Australasian Science: Australia's authority on science since 1938

Climate Is Driving Migration

New Zealand researchers have shown that not only are the effects of climate change influencing people’s decision to migrate, it is actually a more important driver than income and political freedom at the origin country.

Traditionally, research looking into the drivers of migration focuses on economic differences, such as wages and the costs of migration. It has only recently included climate factors.

Dr Dennis Wesselbaum of The University of Otago and Masters student Amelia Aburn of Victoria University of Wellington looked at migration flows between 16 OECD destination countries and 198 origin countries over 35 years.

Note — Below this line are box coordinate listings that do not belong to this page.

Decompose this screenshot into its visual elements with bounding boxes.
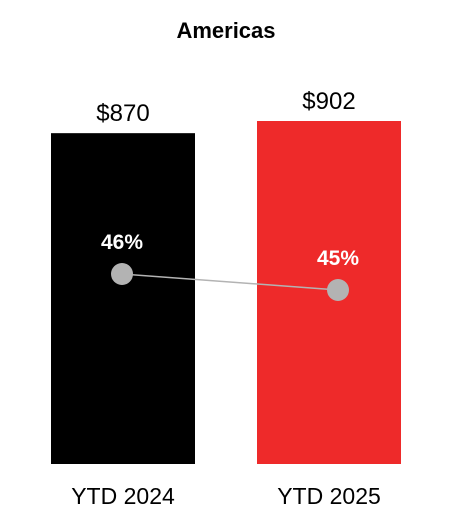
percent-marker-1 [111, 263, 133, 285]
percent-line [121, 273, 339, 291]
bar-value-label-2: $902 [302, 88, 355, 115]
bar-1 [51, 133, 195, 464]
percent-label-1: 46% [101, 231, 143, 254]
percent-label-2: 45% [317, 247, 359, 270]
bar-value-label-1: $870 [96, 100, 149, 127]
labels-layer: $870 YTD 2024 $902 YTD 2025 [71, 88, 381, 509]
category-label-2: YTD 2025 [277, 483, 381, 509]
percent-marker-2 [327, 279, 349, 301]
chart-title: Americas [176, 18, 275, 43]
line-layer: 46% 45% [101, 231, 359, 301]
category-label-1: YTD 2024 [71, 483, 175, 509]
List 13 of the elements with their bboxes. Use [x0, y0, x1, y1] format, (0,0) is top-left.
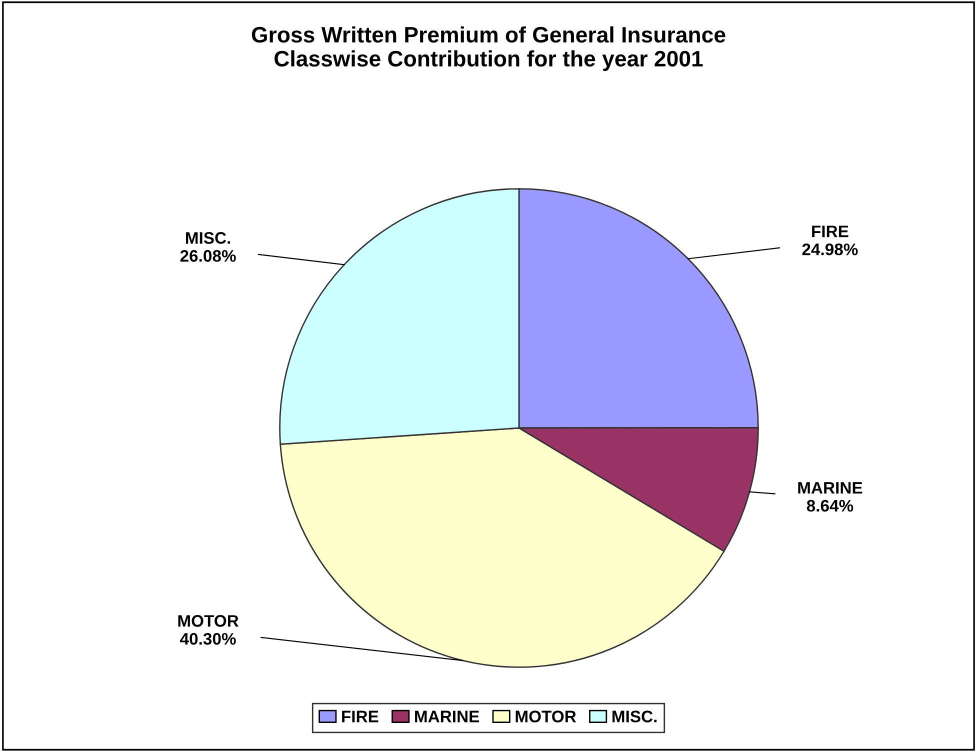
chart-title: Gross Written Premium of General Insurance Classwise Contribution for the year 2001: [252, 26, 726, 71]
legend-label: FIRE: [342, 710, 378, 722]
data-label: 26.08%: [180, 250, 236, 262]
slice-label: FIRE: [812, 226, 848, 238]
slice-label: MOTOR: [178, 615, 239, 627]
data-label: 40.30%: [180, 632, 236, 645]
data-label: 8.64%: [806, 500, 854, 512]
slice-label: MARINE: [798, 482, 862, 494]
legend-label: MARINE: [415, 710, 480, 722]
data-label: 24.98%: [802, 243, 858, 256]
slice-label: MISC.: [186, 232, 230, 244]
legend-label: MISC.: [612, 710, 657, 722]
legend-label: MOTOR: [516, 710, 576, 722]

This is the first time data about various potential driving forces of migration, including climatic factors, has been studied over a long time period.

Wesselbaum amassed data from each country on significant weather events and temperatures and data on immigration from 1980 to 2014, then modelled immigration flows over that time to determine patterns and identify significant factors.

That work showed events like storms, floods, heat waves and droughts have different effects on migration. In particular, temperature rise is having a major influence in immigration decisions; intuitively, people are moving away from the negative effects of climate change.

Wesselbaum has also shown that single or unforeseen events, such as storms, can have a long-lasting impact on a country’s immigration figure. Most interestingly, after an increase in temperatures, migration decreases for roughly 4 years before it increases for about 10 years.

This presents an important but tight window of opportunity for policymakers, as the speed of the policy response is crucial in limiting the effects of shocks from such events in origin countries, and therefore the effects on migration.

“Both developed and at-risk countries need more planning and policy to prepare for what is likely to be a growing trend of people wanting to move from countries experiencing climate change,” Wesselbaum said. “Climate refugees have yet to be recognised officially by international law and included in the UN refugee convention, but the predicted 2–3°C rise in global temperature will see climate refugees rather sooner than later.